Старик боялся не за себя – за девчонку. Страх этот был так велик, что иногда казалось, в полумраке комнаты Васька различает его очертания: толстый канат, вроде корабельного, вырастал из впалого стариковского живота и исчезал в глубине тощего девчачьего тельца. Канат всегда был натянут струной – и неважно, на каком расстоянии друг от друга находились отец с дочерью. Если Васька случайно оказывался между ними, то старался поскорее нырнуть в сторону – боялся удариться о канат. Умей хозяева разговаривать, страх старика, возможно, ослабел бы и пообтрепался в беседах. Но оба были немы, и в постоянной тишине этого странного дома канат крепчал и напрягался все больше, того и гляди – зазвенит.
А внутри девчонки жила жажда. Васька видывал всяких людей: жадных до еды, жадных до денег, жадных до крови. У хозяйской же дочки была тяга иного рода: она хотела нового. Не просто любознательность жила в ней, не просто интерес к устройству мира, а страстное желание слышать, видеть и ощущать – неслышанное, невиданное, непознанное. Жажда эта была знакома любому беспризорнику: именно она просыпалась в мальчишеских сердцах по весне, гнала от казенного харча приютов и детприемников на голодную волю.

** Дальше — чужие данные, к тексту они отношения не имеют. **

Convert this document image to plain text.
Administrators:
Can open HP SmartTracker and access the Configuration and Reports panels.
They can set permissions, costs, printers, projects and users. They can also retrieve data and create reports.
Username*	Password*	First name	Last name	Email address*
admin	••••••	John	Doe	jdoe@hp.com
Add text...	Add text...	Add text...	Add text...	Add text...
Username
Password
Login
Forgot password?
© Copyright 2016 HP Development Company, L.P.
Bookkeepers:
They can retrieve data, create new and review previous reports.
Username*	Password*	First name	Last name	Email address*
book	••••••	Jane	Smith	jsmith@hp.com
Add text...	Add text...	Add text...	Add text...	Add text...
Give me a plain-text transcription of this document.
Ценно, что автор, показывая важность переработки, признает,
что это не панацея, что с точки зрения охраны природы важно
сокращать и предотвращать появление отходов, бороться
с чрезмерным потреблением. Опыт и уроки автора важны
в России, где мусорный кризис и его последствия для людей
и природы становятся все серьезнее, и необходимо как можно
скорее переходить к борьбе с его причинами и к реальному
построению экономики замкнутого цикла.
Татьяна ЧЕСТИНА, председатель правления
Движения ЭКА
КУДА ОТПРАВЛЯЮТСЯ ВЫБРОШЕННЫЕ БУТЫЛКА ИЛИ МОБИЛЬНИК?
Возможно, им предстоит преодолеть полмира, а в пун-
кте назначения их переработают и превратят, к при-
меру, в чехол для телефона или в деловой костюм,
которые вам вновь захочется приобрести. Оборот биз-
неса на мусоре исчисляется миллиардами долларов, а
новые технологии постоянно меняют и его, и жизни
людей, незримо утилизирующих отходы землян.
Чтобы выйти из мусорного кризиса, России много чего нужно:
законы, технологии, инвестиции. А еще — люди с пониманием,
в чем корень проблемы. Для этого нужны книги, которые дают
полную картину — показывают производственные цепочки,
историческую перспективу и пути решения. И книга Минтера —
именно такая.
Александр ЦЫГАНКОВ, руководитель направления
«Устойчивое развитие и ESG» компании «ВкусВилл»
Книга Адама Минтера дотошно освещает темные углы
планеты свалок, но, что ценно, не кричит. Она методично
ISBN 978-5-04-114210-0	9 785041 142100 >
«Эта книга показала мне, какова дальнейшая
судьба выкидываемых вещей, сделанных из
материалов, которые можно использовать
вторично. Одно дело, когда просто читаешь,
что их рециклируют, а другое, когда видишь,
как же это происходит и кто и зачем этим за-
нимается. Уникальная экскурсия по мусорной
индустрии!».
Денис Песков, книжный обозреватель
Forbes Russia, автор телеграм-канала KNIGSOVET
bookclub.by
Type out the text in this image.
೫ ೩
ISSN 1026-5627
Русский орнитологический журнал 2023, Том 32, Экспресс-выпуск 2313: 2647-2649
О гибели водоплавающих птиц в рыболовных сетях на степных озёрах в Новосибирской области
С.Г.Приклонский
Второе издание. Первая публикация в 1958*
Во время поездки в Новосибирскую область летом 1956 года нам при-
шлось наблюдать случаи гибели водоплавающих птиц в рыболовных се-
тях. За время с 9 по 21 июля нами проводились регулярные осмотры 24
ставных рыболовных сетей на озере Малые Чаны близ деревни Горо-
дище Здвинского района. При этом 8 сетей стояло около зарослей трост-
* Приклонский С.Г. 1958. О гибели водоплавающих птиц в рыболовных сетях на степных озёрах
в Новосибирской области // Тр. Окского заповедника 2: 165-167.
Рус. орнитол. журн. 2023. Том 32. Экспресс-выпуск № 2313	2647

Но впервые наблюдал Васька жажду столь неутолимую: в синих девчоночьих глазах ему мерещилась чернота бездонного колодца, который с восторгом всасывал мир и никогда не мог быть заполнен.
Что жило внутри самого Васьки – он не знал. Может, голод. Может, лень. А может, и ничего не жило – пусто было у Васьки внутри. Думать о самом себе не получалось – понимать про других было легче, да и полезнее.
Про хозяев (имен их не знал, и потому называл про себя просто – Стариком и Девчонкой) он понял все быстро: эти – ночью не придушат, измываться не станут, в метель нагишом забавы ради не выгонят. Еще и кормить будут, пожалуй. А не будут – так он и сам с руками: что нужно, возьмет. Решил твердо: никуда отсюда не ходить. Даже если гнать станут – клещом вцепиться в этот дом, в эти полные яблок амбары и набитые сушеной рыбой сараи, в эту лавку у теплого печного бока. Присосаться намертво – перекантоваться до весны.
* * *
Догадался ли Старик о Васькином намерении или просто имел вредный нрав, но только с первого же дня пошла у них борьба – бодание характеров. А это – дело серьезное: тут уж кто кого сломал, тот и главней – на долгое время вперед, а то и на всю жизнь.
С рыбаками каспийскими все было ясно: знай гни себе шею, виляй хвостом чаще, а скули громче – кто-нибудь да накормит. Рыбаков было много, Васька даже лиц не запоминал – незачем: сегодня одни пригреют, завтра другие. А если кто из них злобничать начинал или силу свою над ним показывать, так Васька и укусить мог, и выбранить – так славно, что надолго запомнится. Потому как главный был – он: сам решал, когда прибежать к рыбацкой избушке на прикорм, а когда утечь подальше.
Здесь же, на хуторе, следовало с самого начала поставить себя по-иному – решительно и бесповоротно, – чтобы Старику не вздумалось им помыкать. Объяснить этого словами Васька не сумел бы, но чуял многоопытным своим сердцем: нельзя давать слабину. Конечно, и наглость крайнюю обнаруживать нельзя, чтобы не озлить хозяина сверх меры, – надо пройти по середочке, по тонкой границе между покорностью и нахальством. На этой-то границе они и столкнулись лбами – немытый киргизский мальчик с колтунами в волосах и Старик.